Suara Merdu dari Surau

*Kekayaan sejati bukan diukur dari banyaknya harta yang kamu miliki, melainkan diukur dari hatimu yang merasa cukup.*

***

Ketukan pintu mbah Sarmi mengagetkan kami, ku usap sisa airmata yang ada di pipi. Mbah Sarmi bergegas membukakan pintu. 

“Kamu … !” 

Kuintip melalui celah kain yang menjadi pembatas ruang tengah dan ruang dapur. Mbok Inah? 

“Ada apa lagi, Nah?” tanya mbah Sarmi. 

“Mbah kan, yang bilang ke warga-warga sini, kalau tadi pagi aku dimarahi sama si Nia?” tandasnya

Hei, namaku disebut. Kubiarkan saja dulu mbah Sarmi melayani mbok Inah, aku penasaran apa yang akan terjadi. 

“Su’udzon kamu, Nah. Nyebut gusti Allah, kamu sendiri tahu, kalau disana bukan Mbah saja, kan?” 

“Halah, tapi Mbah yang lebih senior. Mereka mana berani sama aku, apalagi ceritain kejadian tadi,” 

“Senior? Makanan apa tu, Nah?” jawab mbah Sarmi lugu. 

Aku terkikik geli mendengar percapakan beda generasi tersebut. 

“Pokoknya, Mbah harus tanggung jawab!” ucap mbok Inah ketus. 

“Tanggung jawab? Emang kamu hamil anakku?” 

Kubekap mulutku agar tidak menimbulkan suara, ah, mbah Sarmi bisa juga bercanda di saat seperti ini. Kembali kubuka tirai, terlihat mbok Inah mengepalkan kedua tangannya dan tanpa kata, langsung menarik tangan mbah Sarmi dengan kasar. Mbah Sarmi terkejut, jika saja ia tidak memegang gagang pintu, mungkin ia akan jatuh tersungkur. 

“Pokoknya, Mbah harus katakan sama warga kampung, kalau … .”  

“Hei, Mbok. Lepaskan tangan Mbah Sarmi,” ujarku seraya keluar dari balik layar. 

Mbah Sarmi dengan cepat melepaskan tangannya dari genggaman mbok Inah, yang masih terkejut dengan kehadiranku di tengah-tengah mereka. 

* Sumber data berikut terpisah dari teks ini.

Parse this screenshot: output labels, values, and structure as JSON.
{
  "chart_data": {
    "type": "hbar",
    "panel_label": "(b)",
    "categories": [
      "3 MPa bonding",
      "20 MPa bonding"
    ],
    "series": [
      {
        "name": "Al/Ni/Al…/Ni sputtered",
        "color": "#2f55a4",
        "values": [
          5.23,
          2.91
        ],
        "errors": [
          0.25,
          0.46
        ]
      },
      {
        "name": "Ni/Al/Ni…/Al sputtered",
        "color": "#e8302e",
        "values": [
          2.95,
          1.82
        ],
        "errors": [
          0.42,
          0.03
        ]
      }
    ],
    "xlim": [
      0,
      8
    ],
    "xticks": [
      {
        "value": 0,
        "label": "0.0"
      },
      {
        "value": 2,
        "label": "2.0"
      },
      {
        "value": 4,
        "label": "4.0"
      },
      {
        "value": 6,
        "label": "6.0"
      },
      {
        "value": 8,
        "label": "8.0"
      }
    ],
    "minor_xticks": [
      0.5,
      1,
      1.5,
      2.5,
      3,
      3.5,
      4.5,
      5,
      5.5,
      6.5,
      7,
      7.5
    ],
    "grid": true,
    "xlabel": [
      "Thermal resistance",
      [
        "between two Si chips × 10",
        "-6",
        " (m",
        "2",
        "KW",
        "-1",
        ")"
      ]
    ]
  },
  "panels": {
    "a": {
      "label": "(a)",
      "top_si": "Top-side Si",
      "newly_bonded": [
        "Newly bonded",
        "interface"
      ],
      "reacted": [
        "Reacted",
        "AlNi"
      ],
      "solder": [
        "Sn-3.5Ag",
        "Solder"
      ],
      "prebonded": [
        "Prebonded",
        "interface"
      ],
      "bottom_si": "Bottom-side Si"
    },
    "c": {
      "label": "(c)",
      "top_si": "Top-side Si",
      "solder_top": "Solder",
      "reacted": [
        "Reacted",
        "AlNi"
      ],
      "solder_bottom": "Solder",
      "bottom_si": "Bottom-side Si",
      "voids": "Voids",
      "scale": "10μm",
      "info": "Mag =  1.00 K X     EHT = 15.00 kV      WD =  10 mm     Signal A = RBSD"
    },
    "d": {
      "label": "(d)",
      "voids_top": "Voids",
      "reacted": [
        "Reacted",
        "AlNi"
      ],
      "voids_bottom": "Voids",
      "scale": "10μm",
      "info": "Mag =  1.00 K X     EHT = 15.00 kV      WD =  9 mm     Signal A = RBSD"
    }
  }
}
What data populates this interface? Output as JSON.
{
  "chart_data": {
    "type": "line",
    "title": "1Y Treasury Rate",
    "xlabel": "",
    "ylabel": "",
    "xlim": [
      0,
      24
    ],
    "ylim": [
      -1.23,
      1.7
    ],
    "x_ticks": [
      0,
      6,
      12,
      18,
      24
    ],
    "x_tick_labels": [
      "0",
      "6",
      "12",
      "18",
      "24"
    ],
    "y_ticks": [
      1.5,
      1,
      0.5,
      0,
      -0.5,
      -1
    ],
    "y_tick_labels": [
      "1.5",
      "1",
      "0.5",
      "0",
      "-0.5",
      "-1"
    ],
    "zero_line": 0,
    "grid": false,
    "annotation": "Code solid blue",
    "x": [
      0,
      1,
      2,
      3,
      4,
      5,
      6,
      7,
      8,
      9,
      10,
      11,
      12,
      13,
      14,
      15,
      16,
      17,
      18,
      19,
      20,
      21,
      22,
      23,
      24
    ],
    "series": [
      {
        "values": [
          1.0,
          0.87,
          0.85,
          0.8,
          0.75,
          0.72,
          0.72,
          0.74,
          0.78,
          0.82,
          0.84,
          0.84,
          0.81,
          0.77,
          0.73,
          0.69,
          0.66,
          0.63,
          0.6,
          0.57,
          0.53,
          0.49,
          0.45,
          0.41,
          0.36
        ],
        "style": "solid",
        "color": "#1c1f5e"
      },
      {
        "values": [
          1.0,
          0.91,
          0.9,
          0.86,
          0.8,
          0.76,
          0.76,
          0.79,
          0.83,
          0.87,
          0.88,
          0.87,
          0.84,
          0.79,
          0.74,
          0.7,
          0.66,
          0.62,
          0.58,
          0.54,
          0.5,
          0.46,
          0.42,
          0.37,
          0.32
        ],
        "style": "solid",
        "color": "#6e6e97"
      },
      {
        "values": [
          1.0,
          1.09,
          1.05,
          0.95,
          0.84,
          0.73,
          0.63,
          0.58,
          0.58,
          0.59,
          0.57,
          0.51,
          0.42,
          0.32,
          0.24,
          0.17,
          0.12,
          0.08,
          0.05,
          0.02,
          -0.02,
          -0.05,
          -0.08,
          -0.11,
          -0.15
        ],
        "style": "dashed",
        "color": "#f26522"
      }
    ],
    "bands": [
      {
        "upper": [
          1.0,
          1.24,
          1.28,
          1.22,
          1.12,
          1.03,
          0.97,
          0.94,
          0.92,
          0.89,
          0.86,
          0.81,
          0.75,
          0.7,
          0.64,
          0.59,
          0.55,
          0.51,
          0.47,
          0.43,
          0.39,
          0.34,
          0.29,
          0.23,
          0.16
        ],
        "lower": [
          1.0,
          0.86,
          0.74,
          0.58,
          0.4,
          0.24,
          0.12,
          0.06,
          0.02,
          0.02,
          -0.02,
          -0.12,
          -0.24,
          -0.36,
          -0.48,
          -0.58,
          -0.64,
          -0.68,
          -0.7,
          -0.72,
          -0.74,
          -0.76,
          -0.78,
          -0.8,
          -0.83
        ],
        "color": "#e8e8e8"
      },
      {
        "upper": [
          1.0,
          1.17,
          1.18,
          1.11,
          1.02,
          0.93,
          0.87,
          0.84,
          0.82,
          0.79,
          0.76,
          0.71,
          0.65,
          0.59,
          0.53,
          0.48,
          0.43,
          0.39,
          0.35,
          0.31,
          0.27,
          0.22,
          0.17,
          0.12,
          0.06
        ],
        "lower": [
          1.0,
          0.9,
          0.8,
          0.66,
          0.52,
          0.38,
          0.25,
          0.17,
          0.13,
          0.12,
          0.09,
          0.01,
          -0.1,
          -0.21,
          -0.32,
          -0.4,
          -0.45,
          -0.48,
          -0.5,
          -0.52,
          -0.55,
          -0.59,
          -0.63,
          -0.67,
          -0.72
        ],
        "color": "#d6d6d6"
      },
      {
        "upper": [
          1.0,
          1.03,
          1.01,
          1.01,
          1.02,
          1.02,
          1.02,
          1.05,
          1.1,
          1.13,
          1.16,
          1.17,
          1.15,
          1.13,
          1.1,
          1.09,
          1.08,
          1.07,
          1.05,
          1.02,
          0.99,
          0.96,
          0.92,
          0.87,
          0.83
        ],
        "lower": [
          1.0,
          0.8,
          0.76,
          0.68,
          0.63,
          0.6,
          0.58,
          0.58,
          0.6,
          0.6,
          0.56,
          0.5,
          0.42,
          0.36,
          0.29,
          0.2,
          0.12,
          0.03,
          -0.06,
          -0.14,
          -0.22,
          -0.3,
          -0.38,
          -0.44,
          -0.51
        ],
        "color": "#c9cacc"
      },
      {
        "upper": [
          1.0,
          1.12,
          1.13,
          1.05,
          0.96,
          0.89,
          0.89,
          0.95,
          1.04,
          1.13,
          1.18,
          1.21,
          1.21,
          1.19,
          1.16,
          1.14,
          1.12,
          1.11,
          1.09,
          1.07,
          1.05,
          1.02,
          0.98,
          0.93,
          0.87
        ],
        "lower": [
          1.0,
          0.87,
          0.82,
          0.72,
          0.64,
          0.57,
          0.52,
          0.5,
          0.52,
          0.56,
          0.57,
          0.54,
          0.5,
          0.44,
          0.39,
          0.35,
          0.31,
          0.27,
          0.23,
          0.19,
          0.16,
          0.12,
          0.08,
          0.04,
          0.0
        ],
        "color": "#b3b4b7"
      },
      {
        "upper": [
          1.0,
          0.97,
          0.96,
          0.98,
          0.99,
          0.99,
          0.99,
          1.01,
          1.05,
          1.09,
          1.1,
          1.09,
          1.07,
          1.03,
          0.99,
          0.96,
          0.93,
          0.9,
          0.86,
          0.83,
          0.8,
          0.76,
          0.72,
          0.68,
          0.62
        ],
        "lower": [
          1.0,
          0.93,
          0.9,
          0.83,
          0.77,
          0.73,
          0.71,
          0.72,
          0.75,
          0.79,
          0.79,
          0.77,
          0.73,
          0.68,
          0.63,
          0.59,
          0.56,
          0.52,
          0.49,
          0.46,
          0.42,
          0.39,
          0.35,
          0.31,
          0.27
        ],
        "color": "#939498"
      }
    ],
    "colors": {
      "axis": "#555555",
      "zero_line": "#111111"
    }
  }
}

“Inah, Inah, kualat kamu sama orang tua,” ucap mbah Sarmi seraya mengelus tangannya. 

“Kamu, lagi. Si miskin,” ucap mbok Inah sarkas, sambil melipat tangan didepan dada. 

“Mau Mbok, apa sih?” 

“Mau saya? Kamu harus minta maaf dan mengatakan kepada warga kampung, kalau kamu yang salah,” 

“Oke, dimana saya harus melakukannya?”  

“Kita ke surau, sekarang,” 

Baiklah mbok, ku ikuti permainanmu kali ini. Tanpa melepas mukenanya, mbah Sarmi telah jalan bersisian denganku. Sedangkan mbok Inah, berada didepan kami, berjalan dengan angkuhnya. 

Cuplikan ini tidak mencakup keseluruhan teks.